J: Do you ever find yourself creatively blocked and, if so, how do you find your way through?
R: Sure.  I usually have a few long-term writing projects going on and, if I hit a snag, I re-read what I’ve written, start to fix and embellish, and pretty soon I’m writing fresh material.  When I really haven’t any idea what to write, I sometimes read some of my best writing, which gives me confidence, and read my favorite authors for inspiration.

J: What’s the most important part of a story (beginning, end, setting, dialogue)? 
R: They’re all important!  I tend to start with a setting, geographical or emotional or both, and invite the reader into that world.  I create that world through the judicious use of sensory details and character.  And dialogue is very important because nothing brings characters to life like what comes out of their mouths.  Beginnings are also important because you have to hook readers or they won’t keep reading.

J: I rather love prompts and post them weekly here. Do you ever use prompts?*
R: Not really.

J: What advice do you have for other writers?
R: Write about you know, even if it’s all made up (like H.P. Lovecraft did).  In terms of character, I always recommend finding the central paradox that defines each character.  Make your violent thug something of a white knight when it comes to women.  Maybe your geek writes bullying letters to the editor.  Make your heroes a little irritating and make us care what happens to your villains.

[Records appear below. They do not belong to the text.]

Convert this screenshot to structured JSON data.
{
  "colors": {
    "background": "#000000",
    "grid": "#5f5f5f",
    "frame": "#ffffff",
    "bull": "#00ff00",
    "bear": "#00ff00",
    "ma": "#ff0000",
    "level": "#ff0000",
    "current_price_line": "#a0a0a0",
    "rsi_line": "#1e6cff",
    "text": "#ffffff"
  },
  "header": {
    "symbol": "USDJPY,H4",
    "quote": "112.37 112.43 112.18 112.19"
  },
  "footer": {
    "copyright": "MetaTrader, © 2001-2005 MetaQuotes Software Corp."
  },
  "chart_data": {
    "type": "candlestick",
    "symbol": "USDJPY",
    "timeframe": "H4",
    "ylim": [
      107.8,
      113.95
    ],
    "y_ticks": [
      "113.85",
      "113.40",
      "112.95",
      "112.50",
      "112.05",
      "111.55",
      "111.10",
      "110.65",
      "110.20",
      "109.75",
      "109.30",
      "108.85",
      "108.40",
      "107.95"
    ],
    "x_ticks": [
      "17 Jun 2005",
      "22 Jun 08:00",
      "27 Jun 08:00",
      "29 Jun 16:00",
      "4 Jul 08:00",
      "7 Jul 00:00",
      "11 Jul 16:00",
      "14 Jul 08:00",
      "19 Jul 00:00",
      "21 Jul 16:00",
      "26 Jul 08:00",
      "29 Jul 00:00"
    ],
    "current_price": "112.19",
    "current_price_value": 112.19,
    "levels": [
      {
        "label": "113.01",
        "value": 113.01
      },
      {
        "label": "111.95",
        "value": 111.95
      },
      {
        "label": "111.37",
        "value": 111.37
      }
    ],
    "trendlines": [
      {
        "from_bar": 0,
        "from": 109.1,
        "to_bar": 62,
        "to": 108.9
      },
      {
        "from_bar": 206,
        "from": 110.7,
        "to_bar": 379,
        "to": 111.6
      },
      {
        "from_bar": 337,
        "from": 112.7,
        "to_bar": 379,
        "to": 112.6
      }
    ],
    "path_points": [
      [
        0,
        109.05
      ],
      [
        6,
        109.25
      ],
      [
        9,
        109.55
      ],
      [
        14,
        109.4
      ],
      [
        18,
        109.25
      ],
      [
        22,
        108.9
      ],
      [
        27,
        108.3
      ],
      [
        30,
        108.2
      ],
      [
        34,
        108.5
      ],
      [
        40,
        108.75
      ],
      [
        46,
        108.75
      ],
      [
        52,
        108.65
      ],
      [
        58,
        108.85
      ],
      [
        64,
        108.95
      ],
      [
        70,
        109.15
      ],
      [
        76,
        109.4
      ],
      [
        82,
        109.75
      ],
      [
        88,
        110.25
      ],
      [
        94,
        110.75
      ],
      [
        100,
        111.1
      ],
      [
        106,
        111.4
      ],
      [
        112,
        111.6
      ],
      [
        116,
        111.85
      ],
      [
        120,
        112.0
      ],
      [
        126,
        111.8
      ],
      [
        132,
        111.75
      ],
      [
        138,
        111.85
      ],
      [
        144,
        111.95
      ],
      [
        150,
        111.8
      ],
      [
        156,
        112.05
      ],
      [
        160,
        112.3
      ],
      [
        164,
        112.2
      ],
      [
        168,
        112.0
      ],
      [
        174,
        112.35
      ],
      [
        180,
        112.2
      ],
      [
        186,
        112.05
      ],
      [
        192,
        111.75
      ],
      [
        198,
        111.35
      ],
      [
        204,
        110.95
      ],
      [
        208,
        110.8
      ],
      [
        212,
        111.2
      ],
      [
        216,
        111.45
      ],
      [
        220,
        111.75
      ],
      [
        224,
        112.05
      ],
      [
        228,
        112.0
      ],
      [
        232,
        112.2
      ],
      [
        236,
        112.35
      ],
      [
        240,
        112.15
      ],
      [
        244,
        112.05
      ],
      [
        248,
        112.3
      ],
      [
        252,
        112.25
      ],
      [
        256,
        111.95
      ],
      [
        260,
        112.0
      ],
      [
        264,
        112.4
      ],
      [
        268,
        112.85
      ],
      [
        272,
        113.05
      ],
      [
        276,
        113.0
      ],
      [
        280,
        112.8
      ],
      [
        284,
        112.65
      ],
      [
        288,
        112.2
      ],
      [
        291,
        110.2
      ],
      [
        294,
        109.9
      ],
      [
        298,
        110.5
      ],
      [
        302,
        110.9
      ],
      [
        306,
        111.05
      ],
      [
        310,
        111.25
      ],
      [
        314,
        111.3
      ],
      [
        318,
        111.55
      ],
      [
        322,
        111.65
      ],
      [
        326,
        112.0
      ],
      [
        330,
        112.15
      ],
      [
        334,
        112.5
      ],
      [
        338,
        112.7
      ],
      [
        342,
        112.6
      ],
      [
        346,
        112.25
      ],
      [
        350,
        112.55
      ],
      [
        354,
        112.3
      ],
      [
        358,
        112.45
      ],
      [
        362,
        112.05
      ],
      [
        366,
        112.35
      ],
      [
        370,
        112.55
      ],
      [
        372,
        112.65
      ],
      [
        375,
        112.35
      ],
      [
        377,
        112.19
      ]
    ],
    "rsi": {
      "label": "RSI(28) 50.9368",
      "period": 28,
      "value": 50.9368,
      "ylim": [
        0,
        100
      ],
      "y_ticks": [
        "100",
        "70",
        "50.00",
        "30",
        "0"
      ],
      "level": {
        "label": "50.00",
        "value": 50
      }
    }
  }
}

J: What advice do you have for humor writers?
R: Brevity is the soul of wit.  When it’s time for  the punch line, cut to the chase and don’t put in a lot of extraneous material to distract the reader.  And while it’s important to let your reader in on the joke, don’t explain the joke for them and ruin the pleasure of figuring it out.  The reader must be an accomplice.  If you tell a really good raunchy joke and people laugh, they are just as guilty as you are because they had to make the connection.

J: What’s the best advice you ever received (on writing or anything else)?
R: Don’t sweat the small stuff.  Life is too full of real tragedies to get caught up in minor slights, insults, and disappointments.  I don’t like to live melodramas—I only like to write about them.

J: What are you working on now?
R: One is a short story collection, 32 Dogs, the title of which comes from a poem I wrote about an African American friend in Southern Indiana (where I grew up) whose dogs chased off visiting Klan members. The collection is about the intersection between love and ferocity.  The other is a science fiction novel called Ageless Dilettantes, about a bratty antihero who is somehow invincible to the ravages of age and disease—and is guided by morbid fascination.  Over the course of many decades, he lives through wars, plagues, cults, opium dens, tuberculosis sanatoriums, a half-baked attempt to mimic Houdini’s death-defying escapes, atom bomb tests, and LSD mind control experiments.  In a strange way, it’s autobiographical. 

I look forward to reading the new work, Rob! Thanks for stopping by.



*This week's prompt: Try your hand at comedy writing. Under a thousand words, no more than two characters, and take Rob's advice. I paraphrase: Don't over-explain, just tell the damn joke. Readers are smart, they'll fill in the blanks. 
If you get stuck, read one of Rob's fantastic books to see how it's done.